Was ist BIM?
Building Information Modeling, kurz BIM, beschreibt eine Methode zur optimierten Planung, Ausführung und Verwaltung von Bauobjekten mit Hilfe entsprechender Software. Dabei werden alle relevanten Bauwerksdaten digital erfasst und das Bauwerk als „Digitaler Zwilling“ visualisiert. Räumliche Struktur, Bauteile und Attribute (z.B. Bauteiltyp, verwendete Materialien, bauphysikalische Eigenschaften, Ausstattung, Zeit und Kosten) werden über den gesamten Lebenszyklus abgebildet und verwaltet.
Vereinfachte Koordination: BIM bringt alle Projektbeteiligten schon in der Planungsphase auf einer Plattform zusammen und erspart so viele Koordinationsschritte.

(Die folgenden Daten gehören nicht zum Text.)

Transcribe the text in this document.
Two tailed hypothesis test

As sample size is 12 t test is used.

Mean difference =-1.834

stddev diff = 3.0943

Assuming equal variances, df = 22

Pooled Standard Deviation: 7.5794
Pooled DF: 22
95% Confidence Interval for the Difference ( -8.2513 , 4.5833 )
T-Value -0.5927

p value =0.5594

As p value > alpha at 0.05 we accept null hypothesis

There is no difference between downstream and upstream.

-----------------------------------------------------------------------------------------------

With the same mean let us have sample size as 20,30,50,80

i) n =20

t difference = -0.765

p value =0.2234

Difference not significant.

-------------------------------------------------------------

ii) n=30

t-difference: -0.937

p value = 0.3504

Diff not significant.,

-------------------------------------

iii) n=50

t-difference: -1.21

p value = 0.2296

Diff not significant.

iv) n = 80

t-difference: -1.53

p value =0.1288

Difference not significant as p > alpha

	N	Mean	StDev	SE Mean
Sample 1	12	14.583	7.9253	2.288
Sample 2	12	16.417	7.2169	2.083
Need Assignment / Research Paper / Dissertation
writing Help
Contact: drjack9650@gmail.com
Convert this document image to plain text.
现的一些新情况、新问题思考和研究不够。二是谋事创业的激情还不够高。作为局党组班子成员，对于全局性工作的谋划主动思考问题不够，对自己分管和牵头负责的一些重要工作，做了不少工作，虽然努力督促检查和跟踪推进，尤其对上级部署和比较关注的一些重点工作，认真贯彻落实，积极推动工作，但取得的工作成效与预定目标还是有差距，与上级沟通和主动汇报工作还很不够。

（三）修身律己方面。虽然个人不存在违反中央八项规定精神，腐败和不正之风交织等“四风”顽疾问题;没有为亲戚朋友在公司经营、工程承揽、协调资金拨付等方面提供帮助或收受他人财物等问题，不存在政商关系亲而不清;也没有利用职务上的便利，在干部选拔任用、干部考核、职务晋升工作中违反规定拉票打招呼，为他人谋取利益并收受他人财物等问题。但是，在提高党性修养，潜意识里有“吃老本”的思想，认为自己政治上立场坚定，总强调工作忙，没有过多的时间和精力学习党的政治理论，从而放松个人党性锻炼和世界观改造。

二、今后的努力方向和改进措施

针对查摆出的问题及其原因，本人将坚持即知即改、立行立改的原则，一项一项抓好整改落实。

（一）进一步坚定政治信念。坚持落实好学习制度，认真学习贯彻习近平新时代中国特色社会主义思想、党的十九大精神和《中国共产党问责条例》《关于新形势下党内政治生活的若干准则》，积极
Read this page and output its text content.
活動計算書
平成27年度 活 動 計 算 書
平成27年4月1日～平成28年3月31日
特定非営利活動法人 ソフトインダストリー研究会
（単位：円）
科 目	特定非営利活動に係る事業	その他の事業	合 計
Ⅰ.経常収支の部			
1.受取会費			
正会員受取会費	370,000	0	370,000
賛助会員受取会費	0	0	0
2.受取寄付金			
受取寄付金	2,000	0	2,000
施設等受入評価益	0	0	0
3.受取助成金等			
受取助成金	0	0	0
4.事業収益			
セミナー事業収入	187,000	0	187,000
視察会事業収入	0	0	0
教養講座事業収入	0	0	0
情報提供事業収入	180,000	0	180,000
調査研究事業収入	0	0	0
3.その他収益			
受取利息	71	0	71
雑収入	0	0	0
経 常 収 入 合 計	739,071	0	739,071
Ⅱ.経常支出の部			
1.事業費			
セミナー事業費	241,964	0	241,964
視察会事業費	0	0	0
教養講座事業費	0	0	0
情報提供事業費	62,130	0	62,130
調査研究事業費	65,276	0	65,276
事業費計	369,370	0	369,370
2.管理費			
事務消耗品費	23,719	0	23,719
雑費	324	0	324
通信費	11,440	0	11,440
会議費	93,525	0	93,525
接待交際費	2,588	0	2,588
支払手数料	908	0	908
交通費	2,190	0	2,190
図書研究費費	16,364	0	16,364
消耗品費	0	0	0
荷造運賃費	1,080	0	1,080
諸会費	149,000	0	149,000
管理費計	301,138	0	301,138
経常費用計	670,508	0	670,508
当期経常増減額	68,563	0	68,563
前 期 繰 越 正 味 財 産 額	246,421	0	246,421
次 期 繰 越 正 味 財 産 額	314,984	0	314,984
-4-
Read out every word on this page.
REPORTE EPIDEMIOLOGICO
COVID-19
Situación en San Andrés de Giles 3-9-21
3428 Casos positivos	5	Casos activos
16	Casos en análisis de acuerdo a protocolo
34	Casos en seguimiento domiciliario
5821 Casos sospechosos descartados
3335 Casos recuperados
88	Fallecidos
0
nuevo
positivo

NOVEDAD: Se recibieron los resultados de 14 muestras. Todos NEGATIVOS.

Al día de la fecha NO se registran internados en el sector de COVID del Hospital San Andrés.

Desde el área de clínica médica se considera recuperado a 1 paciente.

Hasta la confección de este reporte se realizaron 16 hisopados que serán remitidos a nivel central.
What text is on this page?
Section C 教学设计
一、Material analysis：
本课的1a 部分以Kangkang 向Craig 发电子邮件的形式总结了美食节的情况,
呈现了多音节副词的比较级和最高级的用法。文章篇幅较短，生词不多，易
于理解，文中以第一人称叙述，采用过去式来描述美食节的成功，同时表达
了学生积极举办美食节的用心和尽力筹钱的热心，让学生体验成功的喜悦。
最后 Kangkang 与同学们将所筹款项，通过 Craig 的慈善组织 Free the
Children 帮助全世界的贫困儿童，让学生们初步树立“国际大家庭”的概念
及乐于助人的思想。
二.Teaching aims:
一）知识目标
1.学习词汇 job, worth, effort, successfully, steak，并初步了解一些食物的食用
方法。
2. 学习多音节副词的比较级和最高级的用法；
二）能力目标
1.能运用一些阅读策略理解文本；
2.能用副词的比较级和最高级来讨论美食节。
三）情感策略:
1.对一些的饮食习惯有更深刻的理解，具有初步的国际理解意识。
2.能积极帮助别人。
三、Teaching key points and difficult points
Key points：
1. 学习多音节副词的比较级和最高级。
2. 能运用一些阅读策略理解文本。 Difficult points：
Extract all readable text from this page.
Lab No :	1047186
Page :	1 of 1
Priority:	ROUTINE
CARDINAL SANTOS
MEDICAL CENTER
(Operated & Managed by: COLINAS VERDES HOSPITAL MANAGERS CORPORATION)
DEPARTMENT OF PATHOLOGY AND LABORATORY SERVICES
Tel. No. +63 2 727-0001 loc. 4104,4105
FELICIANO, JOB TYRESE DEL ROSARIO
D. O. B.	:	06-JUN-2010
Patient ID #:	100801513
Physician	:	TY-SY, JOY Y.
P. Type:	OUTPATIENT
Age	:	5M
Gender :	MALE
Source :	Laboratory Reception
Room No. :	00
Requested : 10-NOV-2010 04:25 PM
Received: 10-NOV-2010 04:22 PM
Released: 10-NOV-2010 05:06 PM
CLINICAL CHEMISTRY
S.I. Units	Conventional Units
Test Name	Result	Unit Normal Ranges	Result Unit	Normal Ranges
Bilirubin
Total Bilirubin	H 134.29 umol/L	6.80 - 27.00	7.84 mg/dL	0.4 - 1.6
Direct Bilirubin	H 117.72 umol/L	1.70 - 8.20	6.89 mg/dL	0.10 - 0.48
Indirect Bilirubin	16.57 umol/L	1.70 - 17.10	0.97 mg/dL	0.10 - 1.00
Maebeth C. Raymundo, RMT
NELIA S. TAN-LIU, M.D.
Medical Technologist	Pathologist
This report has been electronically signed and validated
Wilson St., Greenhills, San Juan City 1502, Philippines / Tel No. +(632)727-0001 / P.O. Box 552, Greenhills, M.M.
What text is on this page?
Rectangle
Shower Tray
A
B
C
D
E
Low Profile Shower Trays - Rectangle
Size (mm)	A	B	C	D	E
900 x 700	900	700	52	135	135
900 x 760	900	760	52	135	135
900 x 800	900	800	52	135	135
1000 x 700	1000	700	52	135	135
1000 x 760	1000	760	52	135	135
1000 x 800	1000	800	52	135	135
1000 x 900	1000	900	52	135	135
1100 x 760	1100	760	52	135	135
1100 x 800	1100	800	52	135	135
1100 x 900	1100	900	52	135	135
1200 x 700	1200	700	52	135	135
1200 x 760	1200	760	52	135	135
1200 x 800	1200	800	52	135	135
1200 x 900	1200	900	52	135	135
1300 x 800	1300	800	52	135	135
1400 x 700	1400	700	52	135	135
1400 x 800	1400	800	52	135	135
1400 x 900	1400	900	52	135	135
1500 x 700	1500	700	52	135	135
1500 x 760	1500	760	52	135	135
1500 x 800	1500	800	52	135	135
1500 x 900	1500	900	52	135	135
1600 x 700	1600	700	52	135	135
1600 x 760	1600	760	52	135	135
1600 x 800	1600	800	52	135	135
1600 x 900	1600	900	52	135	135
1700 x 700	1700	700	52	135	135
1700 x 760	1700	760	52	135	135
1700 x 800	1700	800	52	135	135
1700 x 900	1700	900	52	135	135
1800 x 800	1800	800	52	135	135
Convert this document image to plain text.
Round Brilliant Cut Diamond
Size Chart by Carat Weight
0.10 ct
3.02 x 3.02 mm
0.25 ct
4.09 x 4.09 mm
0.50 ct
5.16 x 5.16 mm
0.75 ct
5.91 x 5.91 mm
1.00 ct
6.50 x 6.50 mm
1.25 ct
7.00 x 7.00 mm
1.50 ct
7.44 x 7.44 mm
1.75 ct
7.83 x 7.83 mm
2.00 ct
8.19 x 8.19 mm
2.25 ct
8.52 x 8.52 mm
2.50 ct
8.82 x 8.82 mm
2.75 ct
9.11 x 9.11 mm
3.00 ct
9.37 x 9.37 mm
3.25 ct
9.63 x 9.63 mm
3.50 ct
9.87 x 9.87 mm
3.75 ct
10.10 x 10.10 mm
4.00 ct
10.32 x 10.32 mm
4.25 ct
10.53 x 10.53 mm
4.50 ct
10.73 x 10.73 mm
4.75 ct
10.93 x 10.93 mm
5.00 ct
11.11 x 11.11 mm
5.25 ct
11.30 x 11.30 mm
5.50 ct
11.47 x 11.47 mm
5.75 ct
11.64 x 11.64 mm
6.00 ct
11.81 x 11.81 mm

Effizienz: Der schnelle Zugriff aller Beteiligten auf die detaillierten Gebäudedaten ermöglicht die effiziente Zusammenarbeit von Planern und Bauherrn bis hin zum Haustechniker und Facility Manager.
Transparenz: Jede Änderung oder Korrektur wird bei BIM automatisch im gesamten Bauplan umgesetzt und ist aufgrund der gemeinsamen Datenbasis für alle Beteiligten transparent und nachvollziehbar. Änderungen wirken sich z.B. sofort auf Stücklisten, Liefertermine und Baukosten aus. Auch Bauelemente oder Dienstleistungen der einzelnen Firmen können wie in einem Baukasten neu zusammengestellt oder durch neue Anbieter ersetzt werden.
Flexibilität: Funktionen lassen sich im virtuellen Modell simulieren und testen, Fehler und Inkonsistenzen früh erkennen und leicht beseitigen. So kann zum Beispiel bereits in der Planung abgeschätzt werden, ob eine zusätzliche Tür zukünftige Evakuierungsszenarien, Komfort oder Heizkosten beeinflusst.
Lebenszyklus: Building Information Modeling findet nicht nur Anwendung im Bauwesen zur Bauplanung und Bauausführung (Architektur, Ingenieurwesen, Haustechnik, Tiefbau, Städtebau, Eisenbahnbau, Straßenbau, Wasserbau, Geotechnik), sondern auch im laufenden Betrieb und Facility-Management.
Die Bauplanung mit BIM kann somit ein erhebliches Potenzial zur Qualitäts- und Effizienzsteigerung im Bau- und Nutzungsprozess erschließen. Voraussetzung dafür sind ein verantwortungsvoller Umgang mit den Daten, ein offener Dialog zwischen allen Beteiligten und der Wille, sich auf BIM als neue Methode einzulassen.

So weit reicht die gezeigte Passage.